How will the bubble pop, and what will its effects be? Since most healthcare spending is federal, the bubble will pop when the government can no longer afford its healthcare outlays. The US has been able to borrow freely by issuing debt for many decades, but this will eventually end once our debt exceeds GDP. With the current downturn, government debt may actually exceed GDP by 2015 [3]. Thus the reckoning may come sooner than many expect.

Will healthcare reform contain costs and deflate the bubble gradually? Most reform plans focus more on increased coverage than on cost control, so they may exacerbate the problem. Eventually the hard choices will have to be made, and they will include some combination of reducing Medicare benefits, cutting provider reimbursements, openly rationing government health care, and limiting the tax break on health insurance. I just hope that some of the hard choices are made before we are collectively up against a fiscal wall.

[1] $200 Billion in taxes are foregone as a result of the employer-based healthcare tax deduction, equivalent to 10% of all healthcare spending. When this subsidy is included the government’s share of healthcare spending rises to 56%. This analysis does not include the exemptions on property taxes and sales taxes that healthcare providers receive; adding these subsidies in would likely drive the government’s share of health care spending over 60%.

[2] The CBO predicts that Medicare and Medicaid will account for 14% of GDP by 2050. This figure doesn’t include healthcare spending through the VA system, SCHIP program, and other federal healthcare programs, which total $100 Billion in spending today.

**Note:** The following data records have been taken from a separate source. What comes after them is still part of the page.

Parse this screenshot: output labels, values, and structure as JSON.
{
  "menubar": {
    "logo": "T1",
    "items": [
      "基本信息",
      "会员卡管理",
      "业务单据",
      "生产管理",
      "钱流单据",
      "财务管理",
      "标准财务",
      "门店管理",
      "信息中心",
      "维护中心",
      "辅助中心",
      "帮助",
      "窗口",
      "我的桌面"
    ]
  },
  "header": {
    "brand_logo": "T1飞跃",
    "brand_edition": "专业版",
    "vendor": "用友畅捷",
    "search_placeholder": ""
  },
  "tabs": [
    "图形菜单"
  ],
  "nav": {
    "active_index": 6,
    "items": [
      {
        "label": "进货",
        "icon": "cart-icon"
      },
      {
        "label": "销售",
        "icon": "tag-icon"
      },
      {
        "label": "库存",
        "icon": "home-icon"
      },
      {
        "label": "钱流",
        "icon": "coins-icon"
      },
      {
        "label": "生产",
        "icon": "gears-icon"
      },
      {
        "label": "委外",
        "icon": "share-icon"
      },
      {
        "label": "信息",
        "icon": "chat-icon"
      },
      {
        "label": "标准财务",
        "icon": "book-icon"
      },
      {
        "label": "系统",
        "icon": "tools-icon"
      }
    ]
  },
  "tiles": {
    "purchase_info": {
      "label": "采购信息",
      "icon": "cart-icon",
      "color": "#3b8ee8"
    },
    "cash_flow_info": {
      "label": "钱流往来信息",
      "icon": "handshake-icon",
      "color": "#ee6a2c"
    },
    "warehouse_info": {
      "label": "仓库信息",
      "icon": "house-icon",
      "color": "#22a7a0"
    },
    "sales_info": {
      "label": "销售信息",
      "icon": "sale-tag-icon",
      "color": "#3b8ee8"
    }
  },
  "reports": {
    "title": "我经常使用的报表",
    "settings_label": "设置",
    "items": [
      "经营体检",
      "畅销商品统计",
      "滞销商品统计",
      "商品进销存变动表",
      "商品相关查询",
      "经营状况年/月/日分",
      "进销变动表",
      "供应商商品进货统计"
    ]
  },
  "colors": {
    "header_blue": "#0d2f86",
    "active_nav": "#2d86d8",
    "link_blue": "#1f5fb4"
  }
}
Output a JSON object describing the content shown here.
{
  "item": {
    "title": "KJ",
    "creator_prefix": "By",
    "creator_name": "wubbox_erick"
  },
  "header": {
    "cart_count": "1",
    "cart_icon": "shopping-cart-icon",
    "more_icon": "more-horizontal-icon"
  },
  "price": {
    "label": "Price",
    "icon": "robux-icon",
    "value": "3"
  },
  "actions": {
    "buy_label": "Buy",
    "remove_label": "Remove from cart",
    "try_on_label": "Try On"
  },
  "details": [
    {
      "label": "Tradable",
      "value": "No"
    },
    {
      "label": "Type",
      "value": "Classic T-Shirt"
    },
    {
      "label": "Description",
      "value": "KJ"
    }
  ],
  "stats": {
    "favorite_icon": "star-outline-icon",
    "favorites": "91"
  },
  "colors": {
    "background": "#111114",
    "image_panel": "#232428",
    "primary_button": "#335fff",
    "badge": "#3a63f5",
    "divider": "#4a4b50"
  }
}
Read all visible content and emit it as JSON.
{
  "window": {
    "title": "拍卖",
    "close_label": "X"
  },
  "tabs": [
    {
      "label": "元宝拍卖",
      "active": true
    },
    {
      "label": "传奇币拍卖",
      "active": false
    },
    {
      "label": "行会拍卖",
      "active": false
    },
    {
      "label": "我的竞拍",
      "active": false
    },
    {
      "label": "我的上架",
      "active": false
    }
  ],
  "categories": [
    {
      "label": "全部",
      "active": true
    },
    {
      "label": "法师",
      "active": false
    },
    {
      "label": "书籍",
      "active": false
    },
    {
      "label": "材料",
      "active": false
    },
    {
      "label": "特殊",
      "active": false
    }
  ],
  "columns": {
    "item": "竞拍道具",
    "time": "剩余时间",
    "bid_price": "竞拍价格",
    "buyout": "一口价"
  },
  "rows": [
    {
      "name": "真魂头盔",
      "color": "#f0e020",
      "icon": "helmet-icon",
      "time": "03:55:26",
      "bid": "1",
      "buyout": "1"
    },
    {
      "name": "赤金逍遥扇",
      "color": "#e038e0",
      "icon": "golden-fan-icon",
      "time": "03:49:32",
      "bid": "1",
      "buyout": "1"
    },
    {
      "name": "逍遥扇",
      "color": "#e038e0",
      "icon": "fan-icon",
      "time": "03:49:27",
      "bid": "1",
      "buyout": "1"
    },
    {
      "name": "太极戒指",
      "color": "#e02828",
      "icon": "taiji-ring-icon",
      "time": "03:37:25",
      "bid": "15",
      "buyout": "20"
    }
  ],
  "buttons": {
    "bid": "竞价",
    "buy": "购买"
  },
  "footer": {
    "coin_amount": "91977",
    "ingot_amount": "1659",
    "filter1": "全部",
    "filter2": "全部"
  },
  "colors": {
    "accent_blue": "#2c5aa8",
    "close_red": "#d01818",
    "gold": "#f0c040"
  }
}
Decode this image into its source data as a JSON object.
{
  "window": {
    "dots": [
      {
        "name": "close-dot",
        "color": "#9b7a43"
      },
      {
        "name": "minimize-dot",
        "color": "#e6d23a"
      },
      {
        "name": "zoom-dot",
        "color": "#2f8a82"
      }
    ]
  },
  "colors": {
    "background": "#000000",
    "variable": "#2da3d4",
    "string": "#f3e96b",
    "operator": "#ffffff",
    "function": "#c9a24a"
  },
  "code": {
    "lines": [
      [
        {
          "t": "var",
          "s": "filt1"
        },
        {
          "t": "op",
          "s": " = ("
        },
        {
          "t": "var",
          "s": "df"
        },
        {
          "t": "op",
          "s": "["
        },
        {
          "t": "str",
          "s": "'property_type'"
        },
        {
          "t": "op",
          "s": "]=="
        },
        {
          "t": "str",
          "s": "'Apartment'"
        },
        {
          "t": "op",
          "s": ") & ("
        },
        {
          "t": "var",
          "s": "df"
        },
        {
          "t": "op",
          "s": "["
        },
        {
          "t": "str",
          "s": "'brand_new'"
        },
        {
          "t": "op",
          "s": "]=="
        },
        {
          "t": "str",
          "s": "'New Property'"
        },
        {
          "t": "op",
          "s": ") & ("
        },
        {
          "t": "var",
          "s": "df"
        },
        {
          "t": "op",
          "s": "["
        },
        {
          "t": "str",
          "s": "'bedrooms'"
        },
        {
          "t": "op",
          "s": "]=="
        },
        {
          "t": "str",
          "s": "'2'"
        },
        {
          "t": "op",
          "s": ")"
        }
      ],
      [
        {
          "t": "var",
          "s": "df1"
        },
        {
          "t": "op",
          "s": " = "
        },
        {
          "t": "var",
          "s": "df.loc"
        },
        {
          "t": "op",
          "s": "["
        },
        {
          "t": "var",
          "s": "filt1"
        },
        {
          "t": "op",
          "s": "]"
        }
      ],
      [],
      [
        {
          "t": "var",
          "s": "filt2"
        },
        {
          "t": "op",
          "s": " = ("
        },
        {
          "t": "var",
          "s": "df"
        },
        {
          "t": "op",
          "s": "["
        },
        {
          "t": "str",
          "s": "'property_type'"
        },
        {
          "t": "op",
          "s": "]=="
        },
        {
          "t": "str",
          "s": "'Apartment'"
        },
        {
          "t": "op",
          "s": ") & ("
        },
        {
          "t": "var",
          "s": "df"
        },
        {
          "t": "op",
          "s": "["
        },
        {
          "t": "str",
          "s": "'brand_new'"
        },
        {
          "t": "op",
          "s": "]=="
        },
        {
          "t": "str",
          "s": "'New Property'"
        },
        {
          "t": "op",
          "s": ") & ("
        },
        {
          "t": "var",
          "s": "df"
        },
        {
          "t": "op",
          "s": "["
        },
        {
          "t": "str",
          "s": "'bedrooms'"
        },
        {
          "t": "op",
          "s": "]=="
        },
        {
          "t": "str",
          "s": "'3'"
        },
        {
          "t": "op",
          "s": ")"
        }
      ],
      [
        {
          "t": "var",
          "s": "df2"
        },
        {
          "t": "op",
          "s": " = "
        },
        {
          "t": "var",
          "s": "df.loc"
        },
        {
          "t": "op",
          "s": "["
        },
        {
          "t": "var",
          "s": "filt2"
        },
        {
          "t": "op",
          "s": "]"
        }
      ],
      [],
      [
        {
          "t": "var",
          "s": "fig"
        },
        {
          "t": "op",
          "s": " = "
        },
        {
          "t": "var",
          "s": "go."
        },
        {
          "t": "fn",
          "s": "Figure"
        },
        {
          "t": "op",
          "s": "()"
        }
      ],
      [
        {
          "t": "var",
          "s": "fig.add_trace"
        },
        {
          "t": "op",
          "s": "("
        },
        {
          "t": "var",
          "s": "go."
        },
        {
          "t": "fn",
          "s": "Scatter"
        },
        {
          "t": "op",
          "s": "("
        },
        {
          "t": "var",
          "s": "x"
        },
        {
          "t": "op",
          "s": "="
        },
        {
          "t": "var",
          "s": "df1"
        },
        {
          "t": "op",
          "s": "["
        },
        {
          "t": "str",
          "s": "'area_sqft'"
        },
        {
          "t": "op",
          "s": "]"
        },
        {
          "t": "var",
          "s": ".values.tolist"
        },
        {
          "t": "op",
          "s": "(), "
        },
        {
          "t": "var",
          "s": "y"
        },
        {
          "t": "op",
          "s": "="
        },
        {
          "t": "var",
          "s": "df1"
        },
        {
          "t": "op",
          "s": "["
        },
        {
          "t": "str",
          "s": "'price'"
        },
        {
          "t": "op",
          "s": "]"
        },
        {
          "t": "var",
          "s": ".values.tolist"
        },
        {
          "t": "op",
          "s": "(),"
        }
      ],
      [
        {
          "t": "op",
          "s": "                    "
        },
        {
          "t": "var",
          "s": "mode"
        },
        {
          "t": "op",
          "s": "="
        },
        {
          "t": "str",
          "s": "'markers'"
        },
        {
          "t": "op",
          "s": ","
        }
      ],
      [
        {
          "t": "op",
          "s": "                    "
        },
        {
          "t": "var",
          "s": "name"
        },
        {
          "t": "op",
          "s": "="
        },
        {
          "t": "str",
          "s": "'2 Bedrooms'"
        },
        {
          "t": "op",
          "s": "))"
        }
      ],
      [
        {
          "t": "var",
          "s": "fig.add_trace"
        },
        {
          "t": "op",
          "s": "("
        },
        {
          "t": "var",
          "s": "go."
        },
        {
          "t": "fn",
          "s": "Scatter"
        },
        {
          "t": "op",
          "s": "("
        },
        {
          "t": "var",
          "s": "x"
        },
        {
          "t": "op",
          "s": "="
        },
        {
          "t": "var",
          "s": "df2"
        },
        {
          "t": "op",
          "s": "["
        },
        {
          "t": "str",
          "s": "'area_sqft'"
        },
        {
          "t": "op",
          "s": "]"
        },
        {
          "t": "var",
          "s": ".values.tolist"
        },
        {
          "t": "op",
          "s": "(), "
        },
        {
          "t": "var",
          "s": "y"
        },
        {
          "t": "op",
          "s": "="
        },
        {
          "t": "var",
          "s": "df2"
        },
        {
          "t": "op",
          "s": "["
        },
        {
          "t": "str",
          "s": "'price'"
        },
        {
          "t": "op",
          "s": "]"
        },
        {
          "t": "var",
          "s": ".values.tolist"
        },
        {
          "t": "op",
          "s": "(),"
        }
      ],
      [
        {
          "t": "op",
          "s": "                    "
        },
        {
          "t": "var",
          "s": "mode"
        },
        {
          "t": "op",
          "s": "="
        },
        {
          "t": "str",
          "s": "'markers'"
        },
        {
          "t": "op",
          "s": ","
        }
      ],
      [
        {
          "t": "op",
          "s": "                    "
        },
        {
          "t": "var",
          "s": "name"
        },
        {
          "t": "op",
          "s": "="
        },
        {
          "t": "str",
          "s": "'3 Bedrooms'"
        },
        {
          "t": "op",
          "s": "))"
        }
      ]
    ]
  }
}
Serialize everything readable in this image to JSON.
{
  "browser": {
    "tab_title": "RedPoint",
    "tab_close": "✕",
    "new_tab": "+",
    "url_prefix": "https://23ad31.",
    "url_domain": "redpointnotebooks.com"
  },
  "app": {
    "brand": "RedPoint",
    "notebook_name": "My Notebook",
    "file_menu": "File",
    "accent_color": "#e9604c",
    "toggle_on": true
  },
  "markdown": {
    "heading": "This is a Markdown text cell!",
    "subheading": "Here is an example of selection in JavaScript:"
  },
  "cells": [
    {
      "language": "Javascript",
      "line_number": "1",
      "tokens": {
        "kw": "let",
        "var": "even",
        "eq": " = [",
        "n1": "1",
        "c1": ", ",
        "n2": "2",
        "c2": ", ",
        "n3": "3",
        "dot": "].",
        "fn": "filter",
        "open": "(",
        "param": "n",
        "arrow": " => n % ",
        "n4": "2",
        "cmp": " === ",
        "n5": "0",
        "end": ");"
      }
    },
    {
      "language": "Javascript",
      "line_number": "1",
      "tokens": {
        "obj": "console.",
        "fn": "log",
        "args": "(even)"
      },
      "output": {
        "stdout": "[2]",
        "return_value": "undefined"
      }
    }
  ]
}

If these programs also grow commensurately, total government spending may near 18% of GDP in 2050, roughly equivalent to total government revenue.

[3] This projection of public debt growth shows that US government debt will exceed gdp by 2050. This only takes into account debt held by the public, however. Gross government debt is already above 65% of GDP, and may grow to 75% by the end of 2010 as a result of the recession and stimulus spending. With deficits of $500B+ per year possible for several year, US total government debt could exceed gdp in less than 10 years.